CDP68HC68P1 - CMOS Serial 8-Bit Input/Output Port

and a nice little circuit dragged from the web using a 74HC299

Thanks for the information! I have seen a few web pages that use the parallel port to easily control a stepper motor, so if I use the CDP68HC68P1, can I essentially send serialized parallel commands to the serial port, and it will do the serial/parallel conversion for me?
 
You send the command word/ data byte just as you would if you were using the parallel port, the computer understands how the serial port works and for the want of a better description.. it turns the data sideways.

The ever usefull (and free) quickbasic software looks something like this.
OPEN "com1:9600,n,8,1,,,,RS" FOR OUTPUT AS #1 [this opens the serial port for output]
OUTPUT #1, motorcommad [ sends the data to the port]

Sadly there is no OPEN COM statement in Visual Basic and instead you need to use the MSComm ActiveX control to do serial I/O or write more complex code using the Windows API.
 
I looked into the 74HC299 and found the article with the schematic that you (Mad Prof.) mentioned:

**broken link removed**

The article says that a clock signal would need to be generated, and it gives a sample program.

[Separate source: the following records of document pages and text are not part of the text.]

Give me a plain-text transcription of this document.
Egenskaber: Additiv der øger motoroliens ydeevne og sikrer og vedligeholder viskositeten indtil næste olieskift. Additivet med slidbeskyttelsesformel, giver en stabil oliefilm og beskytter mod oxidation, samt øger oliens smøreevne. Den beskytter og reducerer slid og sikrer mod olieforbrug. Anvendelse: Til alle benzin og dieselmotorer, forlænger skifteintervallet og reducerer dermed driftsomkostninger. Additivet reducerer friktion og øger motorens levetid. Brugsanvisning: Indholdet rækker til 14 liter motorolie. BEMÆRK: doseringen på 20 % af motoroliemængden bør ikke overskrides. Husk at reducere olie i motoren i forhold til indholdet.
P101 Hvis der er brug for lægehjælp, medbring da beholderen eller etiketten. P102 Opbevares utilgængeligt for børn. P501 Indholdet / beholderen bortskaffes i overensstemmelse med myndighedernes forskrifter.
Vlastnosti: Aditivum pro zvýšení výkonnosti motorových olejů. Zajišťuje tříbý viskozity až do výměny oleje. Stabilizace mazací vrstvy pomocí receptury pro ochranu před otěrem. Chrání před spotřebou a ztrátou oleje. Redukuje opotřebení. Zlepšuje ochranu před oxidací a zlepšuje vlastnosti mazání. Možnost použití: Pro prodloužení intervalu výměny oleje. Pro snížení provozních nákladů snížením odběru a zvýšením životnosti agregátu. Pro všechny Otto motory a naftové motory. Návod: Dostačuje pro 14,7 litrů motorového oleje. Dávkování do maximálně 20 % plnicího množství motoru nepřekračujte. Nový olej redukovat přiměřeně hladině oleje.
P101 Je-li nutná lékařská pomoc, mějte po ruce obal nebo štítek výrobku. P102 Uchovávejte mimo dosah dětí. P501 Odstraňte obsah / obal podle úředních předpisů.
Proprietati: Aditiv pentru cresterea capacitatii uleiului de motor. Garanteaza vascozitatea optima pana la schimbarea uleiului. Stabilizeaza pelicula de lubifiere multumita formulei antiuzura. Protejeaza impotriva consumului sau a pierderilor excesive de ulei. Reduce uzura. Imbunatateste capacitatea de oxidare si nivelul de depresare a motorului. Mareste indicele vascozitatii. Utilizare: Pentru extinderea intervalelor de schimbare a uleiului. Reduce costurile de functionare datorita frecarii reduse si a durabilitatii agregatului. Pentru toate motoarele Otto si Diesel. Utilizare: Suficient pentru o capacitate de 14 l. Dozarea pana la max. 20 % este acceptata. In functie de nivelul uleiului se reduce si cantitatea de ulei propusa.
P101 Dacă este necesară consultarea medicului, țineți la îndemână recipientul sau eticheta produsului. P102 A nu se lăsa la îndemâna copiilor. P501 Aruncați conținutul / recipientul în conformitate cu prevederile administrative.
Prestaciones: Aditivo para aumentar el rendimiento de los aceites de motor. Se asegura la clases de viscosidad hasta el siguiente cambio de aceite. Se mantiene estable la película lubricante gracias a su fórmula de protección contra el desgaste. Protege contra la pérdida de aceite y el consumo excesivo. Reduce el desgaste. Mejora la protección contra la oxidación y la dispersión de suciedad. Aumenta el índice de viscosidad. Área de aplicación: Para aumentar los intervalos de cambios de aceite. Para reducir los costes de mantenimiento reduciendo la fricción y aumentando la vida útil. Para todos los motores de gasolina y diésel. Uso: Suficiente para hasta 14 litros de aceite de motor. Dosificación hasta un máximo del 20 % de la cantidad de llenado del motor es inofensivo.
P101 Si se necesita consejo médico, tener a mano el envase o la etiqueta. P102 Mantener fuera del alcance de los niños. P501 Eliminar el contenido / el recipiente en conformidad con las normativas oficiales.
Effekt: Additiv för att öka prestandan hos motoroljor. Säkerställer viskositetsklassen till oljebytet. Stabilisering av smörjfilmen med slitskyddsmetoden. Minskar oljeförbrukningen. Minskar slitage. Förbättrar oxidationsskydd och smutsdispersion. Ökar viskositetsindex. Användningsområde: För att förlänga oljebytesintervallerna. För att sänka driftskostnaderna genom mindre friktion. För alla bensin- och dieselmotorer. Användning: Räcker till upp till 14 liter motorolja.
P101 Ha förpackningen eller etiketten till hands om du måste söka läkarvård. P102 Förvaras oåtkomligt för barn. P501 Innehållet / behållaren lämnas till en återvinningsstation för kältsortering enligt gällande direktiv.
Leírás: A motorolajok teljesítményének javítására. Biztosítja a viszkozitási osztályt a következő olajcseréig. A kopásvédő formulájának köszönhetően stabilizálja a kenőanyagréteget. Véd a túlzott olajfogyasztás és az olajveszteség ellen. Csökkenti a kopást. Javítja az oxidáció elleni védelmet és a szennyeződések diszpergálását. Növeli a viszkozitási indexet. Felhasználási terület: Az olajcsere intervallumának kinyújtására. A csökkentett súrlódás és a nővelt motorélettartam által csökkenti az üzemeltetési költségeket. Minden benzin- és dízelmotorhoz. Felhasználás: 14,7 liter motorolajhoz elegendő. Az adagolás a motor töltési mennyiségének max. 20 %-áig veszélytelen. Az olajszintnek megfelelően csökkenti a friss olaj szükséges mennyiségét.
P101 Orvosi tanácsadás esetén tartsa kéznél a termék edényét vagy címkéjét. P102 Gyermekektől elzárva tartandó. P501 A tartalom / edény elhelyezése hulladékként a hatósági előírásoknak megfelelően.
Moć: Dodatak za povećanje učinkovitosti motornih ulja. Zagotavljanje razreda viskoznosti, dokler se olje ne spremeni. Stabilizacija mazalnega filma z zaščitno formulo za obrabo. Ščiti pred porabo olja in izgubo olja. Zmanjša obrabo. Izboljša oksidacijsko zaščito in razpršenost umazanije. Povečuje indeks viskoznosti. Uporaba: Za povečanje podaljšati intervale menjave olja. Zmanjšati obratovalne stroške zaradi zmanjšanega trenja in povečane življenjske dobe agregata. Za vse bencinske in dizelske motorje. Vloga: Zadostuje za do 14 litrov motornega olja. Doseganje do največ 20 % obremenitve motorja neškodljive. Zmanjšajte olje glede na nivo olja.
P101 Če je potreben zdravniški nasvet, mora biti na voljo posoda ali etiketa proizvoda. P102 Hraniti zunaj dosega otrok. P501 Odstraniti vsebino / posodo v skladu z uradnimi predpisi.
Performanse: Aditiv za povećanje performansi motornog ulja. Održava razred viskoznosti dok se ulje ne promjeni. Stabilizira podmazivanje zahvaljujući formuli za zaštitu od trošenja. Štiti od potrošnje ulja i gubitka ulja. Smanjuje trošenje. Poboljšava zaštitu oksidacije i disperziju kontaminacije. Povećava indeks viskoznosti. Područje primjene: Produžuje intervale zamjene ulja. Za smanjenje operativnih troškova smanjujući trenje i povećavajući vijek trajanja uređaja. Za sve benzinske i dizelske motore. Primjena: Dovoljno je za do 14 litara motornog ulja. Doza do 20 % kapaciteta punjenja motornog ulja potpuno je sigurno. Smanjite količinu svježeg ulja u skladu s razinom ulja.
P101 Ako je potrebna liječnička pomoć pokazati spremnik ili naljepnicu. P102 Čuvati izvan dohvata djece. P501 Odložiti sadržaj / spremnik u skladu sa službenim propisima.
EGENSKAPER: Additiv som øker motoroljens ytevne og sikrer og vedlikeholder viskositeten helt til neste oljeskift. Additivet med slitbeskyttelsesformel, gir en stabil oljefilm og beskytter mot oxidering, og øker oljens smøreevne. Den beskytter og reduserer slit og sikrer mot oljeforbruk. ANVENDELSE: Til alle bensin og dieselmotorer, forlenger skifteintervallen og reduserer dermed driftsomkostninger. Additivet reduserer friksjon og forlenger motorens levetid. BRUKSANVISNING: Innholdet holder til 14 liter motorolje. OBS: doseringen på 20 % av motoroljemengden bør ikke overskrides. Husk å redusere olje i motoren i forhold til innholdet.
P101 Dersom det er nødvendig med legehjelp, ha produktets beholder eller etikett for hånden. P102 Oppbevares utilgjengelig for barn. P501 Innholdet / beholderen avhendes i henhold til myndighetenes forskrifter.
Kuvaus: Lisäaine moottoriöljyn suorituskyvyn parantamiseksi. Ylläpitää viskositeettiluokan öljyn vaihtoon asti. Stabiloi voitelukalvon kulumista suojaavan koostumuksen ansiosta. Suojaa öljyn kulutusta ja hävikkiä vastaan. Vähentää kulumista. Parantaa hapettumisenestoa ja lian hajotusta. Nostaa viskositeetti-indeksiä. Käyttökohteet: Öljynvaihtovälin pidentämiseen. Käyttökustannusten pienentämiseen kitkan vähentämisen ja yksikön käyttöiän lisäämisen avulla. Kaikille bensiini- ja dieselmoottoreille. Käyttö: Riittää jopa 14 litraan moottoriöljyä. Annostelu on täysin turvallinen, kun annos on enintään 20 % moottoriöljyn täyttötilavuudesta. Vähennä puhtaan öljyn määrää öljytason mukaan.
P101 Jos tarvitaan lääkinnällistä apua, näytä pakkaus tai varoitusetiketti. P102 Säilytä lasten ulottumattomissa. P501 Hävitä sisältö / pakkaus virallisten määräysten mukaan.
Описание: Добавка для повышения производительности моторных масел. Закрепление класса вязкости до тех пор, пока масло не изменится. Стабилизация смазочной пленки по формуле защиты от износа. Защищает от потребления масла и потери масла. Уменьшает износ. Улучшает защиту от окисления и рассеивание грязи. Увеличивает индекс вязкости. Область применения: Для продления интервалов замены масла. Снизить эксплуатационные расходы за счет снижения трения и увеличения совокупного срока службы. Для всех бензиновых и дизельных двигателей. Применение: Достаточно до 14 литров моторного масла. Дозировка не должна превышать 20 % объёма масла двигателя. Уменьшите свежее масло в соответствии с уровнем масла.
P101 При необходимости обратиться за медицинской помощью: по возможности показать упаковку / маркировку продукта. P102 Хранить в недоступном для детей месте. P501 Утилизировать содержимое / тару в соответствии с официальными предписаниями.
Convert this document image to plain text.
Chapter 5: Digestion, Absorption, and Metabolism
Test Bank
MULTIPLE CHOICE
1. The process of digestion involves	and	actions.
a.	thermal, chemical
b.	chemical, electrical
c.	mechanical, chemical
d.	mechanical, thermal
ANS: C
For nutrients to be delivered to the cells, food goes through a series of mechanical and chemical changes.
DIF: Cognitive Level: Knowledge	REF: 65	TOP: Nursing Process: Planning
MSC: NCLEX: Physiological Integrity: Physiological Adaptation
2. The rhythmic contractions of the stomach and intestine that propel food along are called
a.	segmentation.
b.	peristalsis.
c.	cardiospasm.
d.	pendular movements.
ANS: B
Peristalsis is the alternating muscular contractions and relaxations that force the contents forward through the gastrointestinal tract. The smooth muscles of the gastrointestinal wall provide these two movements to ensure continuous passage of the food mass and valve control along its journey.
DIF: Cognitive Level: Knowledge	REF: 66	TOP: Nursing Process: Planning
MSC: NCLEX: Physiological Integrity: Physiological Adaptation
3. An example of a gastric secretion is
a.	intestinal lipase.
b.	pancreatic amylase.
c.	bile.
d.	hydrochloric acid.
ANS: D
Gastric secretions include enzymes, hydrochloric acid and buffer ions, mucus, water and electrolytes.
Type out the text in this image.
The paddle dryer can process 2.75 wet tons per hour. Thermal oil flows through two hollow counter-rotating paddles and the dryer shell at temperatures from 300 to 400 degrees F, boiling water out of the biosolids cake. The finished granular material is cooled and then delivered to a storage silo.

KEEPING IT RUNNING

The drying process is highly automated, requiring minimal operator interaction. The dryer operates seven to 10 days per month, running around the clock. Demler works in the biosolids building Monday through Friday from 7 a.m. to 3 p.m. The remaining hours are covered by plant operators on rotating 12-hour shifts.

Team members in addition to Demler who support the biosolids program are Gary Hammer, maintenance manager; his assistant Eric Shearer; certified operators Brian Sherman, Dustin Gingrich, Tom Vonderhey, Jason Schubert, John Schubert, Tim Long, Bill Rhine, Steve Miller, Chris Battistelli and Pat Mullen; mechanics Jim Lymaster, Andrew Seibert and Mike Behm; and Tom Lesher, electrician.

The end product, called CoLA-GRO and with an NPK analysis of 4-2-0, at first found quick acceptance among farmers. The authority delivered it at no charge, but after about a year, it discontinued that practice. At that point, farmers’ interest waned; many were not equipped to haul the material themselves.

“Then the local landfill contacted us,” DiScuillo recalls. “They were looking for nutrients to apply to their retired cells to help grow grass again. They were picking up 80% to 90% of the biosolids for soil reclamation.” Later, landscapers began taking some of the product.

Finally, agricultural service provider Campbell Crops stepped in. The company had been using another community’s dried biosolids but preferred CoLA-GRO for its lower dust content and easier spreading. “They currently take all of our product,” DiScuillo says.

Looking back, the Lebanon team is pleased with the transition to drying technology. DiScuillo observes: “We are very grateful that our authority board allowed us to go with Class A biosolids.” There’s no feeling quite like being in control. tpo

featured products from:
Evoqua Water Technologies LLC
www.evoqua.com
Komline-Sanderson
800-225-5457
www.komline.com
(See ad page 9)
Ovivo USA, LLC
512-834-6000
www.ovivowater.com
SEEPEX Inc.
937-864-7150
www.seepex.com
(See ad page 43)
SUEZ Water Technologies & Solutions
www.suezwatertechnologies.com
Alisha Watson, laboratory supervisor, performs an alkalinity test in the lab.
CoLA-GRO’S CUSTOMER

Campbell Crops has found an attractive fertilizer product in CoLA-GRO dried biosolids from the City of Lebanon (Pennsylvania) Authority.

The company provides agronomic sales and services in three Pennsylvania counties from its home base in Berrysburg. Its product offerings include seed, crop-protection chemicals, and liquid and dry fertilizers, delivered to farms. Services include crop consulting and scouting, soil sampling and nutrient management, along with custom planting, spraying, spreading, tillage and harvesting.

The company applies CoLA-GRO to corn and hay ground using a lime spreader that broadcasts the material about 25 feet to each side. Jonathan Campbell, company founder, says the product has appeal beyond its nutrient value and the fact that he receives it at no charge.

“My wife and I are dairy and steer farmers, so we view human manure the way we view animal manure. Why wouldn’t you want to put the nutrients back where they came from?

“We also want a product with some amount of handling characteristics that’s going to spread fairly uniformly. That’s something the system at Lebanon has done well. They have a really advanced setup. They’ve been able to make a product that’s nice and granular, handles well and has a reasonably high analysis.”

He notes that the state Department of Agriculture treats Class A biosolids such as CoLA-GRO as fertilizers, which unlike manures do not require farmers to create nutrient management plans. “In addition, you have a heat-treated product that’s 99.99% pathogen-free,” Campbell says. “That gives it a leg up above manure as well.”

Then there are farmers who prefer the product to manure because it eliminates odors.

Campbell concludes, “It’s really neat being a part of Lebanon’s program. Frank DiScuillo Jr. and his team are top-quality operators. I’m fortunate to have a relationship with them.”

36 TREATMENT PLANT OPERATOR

If I were to use quickbasic to at least test out the circuit, would I also need to to generate a clock signal, or would that aspect be taken care of?

I also looked into the CDP68HC68P1, but I couldn't figure out how it would work with an RS232 port. It does mention being SPI compatible.
 
Yes you will need to create that clock signal, translating the "C" program into some form of basic will give you a better idea of the sequence of events that takes place.